Smarter Solutions
How high quality AI can catalyze the transition to a greener world
The options of analytics to simultaneously contribute to climate change and business are endless.
Be inspired by some examples we have seen and worked on.
Renewable energy procurement
Is time-consuming and complicated, requiring significant expert evaluation. The trade-off between price and ESG impact are not easy to distill. Leveraging artificial intelligence (AI) to enhance energy procurement holds the promise to simultaneously advance both profitability and sustainability objectives. AI-driven insights enable the identification of cost-effective procurement windows, aligning energy consumption with periods of lower prices and reduced demand. This not only bolsters profitability by minimizing expenditure but also promotes energy efficiency and grid stability, contributing to a more sustainable energy landscape.


Cleaner industry
We have seen companies we worked for facing significant inefficiencies in e.g., product production planning, raw material procurement, replenishment and in/outbound logistics. As a result the amount of energy consumed and impact on budget and our planet is much higher than required. Advanced analytics can play a key role in addressing this. The importance of process automation, developing digital twins and advanced analytics models for greener, more profitable industries is underscored by critical benefits like route optimization, lower downtime and more accurate stock levels.

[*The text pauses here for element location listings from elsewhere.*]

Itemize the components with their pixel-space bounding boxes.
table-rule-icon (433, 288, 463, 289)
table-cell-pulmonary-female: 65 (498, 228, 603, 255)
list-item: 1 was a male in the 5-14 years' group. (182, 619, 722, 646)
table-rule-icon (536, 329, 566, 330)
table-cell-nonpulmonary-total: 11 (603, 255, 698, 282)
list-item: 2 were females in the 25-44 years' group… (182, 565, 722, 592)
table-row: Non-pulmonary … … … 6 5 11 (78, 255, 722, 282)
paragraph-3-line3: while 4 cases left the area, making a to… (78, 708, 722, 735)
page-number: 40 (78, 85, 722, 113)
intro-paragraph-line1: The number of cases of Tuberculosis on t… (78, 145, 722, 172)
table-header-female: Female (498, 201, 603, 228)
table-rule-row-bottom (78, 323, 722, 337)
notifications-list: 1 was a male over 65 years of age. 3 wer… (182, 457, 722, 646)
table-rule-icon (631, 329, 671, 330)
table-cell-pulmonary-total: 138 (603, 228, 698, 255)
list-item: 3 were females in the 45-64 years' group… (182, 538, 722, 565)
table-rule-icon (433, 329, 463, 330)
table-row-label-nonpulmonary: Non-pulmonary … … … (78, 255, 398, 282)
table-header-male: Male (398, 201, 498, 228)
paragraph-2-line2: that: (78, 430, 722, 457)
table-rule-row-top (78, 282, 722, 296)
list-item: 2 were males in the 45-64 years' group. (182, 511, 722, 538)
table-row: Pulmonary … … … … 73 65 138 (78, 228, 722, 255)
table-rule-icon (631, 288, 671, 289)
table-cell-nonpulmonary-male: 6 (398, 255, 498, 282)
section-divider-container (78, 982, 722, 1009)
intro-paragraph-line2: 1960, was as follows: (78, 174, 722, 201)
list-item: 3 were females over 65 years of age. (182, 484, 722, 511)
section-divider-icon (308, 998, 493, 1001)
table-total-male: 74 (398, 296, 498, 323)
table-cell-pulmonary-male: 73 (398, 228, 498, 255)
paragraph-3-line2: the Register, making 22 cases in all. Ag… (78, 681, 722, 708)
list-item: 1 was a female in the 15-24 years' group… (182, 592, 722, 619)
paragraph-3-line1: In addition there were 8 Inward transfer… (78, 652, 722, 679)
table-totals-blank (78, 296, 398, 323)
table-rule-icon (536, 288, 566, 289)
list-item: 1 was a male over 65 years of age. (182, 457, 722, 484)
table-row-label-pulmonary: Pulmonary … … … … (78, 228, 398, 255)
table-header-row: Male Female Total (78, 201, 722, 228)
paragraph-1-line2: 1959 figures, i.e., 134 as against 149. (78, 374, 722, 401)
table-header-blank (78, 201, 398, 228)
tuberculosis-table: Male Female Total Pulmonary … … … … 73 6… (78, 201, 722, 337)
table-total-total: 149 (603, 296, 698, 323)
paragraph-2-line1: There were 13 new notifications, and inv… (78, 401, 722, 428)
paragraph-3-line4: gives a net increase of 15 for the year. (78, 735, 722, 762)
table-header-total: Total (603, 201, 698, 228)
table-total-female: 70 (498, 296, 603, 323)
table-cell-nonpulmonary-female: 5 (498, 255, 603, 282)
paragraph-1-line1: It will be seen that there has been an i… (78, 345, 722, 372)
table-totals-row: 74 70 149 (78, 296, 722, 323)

Predictive wind turbine maintenance
These towering structures play a vital role in the energy transition, but their intricate mechanics and exposure to harsh conditions make them susceptible to wear and tear, leading to downtime and reduced output. By leveraging data analytics, sensors, and advanced algorithms, predictive maintenance ensures continuous surveillance of key components. It allows early detection of even subtle performance shifts, preventing potential issues from escalating and enabling timely intervention, preempting unplanned downtime and enhancing reliability, lifespan and ROI.


Sustainable travel
Rail transport stands as a commendable sustainable alternative, although its management poses inherent complexity. For instance, the Netherlands alone recorded a substantial 1.3 million train movements in 2019, underscoring ample room for efficiency improvements. Energy consumption is significantly influenced by variables such as train velocity, route intricacies, and passenger capacity. Furthermore, as rail companies strive to transition from conventional to eco-friendly energy sources, the intricacy deepens. To effectively mitigate environmental repercussions and streamline operational expenses, the implementation of an AI-driven solution represents a judicious course of action.